The results from the fluorescence microscope showed that the effects of different gene constructs and induction conditions on PHA accumulation were significant. For the regulatory effect of induction conditions: the fluorescence intensity was lower under low-temperature induction (phaCAB-P_cspA-phaP​​), which might be related to the inhibition of cell metabolism and enzyme activity by low temperature; while the blue light induction system (phaCAB-P_Light-phaP​​) showed significantly enhanced fluorescence, indicating that photogenetic control does not affect the yield of PHA (Fig. 17A-B). For the dual plasmid system (phaCAB + ADF3-MBP​​), it displayed clear fluorescence under dual induction with IPTG and arabinose, confirming the compatibility of the size regulation module (ADF3) with the core synthesis pathway, and not significantly interfering with the yield of PHA (Fig. 17C).

Fig. 17 Fluorescent microscopy detection of PHA staining.

We used TEM to observe the size and shape of PHA. The PHA particles appeared bright white due to their low electron scattering property, while the background, enriched with heavy metal dyes (sodium peroxodiphosphate, phosphotungstic acid), was dark, creating a sharp contrast. As shown in Fig. 18A-B, compared with the sole expression of phaCAB, the strains co-expressing phaP have significantly smaller particle sizes (289.9 ± 64.44 nm) and a uniform distribution, indicating that PhaP achieves size fine-tuning by inhibiting particle fusion. The bacteria induced by the cold-inducible promoter to synthesize phaP showed fewer PHA particles, which is consistent with the previous PHA content determination results compared to the blue light-induced group. The strain expressing ADF3-MBP had larger particle sizes (923.2 ± 147.3 nm), indicating that ADF3 promotes particle fusion through hydrophobic interactions, forming larger and more uniform PHA particles (Fig. 18).

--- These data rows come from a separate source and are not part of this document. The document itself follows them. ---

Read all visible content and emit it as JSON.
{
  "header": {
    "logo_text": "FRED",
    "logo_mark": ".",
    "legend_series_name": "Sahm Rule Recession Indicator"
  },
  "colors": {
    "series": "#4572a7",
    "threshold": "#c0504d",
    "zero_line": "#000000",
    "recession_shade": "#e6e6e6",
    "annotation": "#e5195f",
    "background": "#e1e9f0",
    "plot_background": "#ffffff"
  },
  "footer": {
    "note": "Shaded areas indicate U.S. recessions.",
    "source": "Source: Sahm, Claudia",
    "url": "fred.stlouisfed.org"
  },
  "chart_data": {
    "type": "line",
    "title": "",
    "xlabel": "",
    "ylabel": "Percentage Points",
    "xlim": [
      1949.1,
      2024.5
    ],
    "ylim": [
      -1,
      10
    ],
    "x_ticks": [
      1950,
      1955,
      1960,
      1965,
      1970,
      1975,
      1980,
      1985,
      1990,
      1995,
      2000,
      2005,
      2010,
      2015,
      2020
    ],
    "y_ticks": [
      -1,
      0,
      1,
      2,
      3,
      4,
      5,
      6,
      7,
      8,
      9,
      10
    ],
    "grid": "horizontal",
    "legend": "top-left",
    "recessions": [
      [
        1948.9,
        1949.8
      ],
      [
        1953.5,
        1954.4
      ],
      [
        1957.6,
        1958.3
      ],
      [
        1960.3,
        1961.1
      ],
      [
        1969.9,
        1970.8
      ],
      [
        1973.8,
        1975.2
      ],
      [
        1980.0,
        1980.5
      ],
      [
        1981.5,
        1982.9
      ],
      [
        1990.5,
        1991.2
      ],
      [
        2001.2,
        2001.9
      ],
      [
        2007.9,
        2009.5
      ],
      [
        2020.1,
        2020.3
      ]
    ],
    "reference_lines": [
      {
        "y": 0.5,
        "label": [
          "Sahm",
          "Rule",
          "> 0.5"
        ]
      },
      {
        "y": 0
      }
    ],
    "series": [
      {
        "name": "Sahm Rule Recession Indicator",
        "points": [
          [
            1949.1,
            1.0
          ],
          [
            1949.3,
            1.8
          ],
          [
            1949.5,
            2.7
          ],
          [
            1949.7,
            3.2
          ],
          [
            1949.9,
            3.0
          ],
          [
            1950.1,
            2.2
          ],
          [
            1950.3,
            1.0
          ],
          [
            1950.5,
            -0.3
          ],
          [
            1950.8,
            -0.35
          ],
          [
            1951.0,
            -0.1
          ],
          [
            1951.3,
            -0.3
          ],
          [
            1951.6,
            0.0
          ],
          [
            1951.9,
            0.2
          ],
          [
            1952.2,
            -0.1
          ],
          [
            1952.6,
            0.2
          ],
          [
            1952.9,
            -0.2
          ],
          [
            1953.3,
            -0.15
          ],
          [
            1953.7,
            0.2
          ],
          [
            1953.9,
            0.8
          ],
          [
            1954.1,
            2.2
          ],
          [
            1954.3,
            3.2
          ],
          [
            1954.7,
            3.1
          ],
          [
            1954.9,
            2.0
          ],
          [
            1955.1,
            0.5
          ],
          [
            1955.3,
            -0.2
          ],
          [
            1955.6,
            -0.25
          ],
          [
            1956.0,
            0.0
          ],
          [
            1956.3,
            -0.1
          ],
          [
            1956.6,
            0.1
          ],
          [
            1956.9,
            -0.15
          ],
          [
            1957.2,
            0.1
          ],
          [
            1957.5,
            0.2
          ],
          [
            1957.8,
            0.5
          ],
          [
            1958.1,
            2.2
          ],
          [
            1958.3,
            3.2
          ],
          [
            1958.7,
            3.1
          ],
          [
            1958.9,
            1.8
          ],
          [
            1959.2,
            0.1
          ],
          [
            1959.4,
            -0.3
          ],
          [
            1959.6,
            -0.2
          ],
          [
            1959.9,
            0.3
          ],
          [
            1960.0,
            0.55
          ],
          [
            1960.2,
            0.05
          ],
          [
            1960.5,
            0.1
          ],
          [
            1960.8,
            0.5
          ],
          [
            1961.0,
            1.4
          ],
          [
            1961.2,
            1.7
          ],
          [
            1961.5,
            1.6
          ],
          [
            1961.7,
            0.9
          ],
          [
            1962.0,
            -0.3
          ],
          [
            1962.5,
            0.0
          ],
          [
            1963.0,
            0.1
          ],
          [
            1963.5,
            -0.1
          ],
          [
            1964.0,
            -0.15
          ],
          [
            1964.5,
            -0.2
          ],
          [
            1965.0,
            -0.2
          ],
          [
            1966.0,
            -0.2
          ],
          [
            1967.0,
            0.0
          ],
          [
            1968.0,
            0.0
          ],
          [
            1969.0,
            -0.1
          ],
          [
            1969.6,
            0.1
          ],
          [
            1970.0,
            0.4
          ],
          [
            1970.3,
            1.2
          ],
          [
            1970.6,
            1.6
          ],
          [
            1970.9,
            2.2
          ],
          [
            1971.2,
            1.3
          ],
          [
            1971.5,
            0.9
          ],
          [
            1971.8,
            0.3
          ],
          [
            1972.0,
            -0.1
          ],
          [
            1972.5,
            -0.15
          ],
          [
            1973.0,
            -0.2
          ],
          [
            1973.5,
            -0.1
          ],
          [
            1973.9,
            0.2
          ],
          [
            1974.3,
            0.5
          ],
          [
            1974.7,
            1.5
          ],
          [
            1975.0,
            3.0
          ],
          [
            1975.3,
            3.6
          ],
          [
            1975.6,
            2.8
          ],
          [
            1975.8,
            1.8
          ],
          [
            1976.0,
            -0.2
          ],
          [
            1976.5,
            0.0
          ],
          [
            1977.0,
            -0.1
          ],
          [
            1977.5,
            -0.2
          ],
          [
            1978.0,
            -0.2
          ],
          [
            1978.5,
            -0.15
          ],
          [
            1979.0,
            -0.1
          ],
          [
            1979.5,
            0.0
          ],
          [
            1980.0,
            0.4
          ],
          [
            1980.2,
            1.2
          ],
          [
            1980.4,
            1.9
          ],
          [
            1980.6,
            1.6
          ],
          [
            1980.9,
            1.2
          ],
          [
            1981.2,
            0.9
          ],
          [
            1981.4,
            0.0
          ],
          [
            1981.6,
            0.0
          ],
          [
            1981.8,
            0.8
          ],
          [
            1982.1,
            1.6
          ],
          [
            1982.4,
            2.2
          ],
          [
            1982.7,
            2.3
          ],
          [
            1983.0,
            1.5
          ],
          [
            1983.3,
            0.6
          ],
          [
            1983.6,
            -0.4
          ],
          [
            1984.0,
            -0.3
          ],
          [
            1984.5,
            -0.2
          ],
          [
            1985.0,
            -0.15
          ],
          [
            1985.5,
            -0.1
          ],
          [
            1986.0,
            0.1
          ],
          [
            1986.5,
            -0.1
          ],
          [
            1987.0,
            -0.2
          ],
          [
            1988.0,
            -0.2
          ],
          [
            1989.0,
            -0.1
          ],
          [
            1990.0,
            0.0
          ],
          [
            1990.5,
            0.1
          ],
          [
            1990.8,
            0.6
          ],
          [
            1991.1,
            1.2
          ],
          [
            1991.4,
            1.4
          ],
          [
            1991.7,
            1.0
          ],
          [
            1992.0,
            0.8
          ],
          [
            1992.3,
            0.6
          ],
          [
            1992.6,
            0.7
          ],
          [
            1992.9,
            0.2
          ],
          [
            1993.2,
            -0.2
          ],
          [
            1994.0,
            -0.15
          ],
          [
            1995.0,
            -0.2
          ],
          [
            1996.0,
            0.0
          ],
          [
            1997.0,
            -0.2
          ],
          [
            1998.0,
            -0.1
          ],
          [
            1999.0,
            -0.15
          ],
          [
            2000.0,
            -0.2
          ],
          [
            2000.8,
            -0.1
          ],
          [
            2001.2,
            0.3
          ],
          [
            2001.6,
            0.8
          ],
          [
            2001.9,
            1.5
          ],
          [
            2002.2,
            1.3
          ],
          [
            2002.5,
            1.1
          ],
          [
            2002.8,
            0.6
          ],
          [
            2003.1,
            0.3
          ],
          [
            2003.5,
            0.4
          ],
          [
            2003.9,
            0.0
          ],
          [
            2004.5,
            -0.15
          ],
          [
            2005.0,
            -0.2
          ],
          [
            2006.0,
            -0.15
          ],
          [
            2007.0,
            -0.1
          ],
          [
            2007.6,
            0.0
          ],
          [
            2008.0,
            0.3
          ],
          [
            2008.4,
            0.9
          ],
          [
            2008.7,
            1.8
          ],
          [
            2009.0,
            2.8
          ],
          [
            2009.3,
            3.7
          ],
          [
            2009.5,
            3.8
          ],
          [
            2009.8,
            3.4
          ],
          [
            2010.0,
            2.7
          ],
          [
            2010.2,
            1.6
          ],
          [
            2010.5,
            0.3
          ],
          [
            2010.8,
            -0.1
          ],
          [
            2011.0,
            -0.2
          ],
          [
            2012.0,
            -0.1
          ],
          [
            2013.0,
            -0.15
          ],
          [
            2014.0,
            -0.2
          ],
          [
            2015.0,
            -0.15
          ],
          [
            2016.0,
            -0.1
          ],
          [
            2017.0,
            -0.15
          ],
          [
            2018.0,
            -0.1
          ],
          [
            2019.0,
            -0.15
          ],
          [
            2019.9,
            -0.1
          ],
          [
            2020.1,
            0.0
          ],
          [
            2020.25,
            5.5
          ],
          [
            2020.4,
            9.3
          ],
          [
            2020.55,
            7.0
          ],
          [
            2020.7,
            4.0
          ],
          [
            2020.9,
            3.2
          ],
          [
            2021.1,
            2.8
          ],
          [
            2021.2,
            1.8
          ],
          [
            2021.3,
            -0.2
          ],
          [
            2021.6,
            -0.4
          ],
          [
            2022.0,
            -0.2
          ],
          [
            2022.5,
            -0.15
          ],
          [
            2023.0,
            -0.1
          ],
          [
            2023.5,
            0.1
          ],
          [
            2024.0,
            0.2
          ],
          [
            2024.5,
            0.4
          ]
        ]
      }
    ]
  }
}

Fig. 18 The results of the PHA morphology under TEM.

Reference:

[1] Cataldi P, Steiner P, Raine T, et al. Multifunctional Biocomposites Based on Polyhydroxyalkanoate and Graphene/Carbon Nanofiber Hybrids for Electrical and Thermal Applications. Acs Applied Polymer Materials, 2020, 2(8): 3525-3534.

[2] Seo M C, Shin H D, Lee Y H. Functional role of granule-associated genes, phaP and phaR, in poly-β-hydroxybutyrate biosynthesis in recombinant E-coli harboring phbCAB operon. Biotechnology Letters, 2003, 25(15): 1243-1249.

[3] Srinivasan U, Bell J A. A convenient method for affinity purification of maltose binding protein fusions. Journal of Biotechnology, 1998, 62(3): 163-167.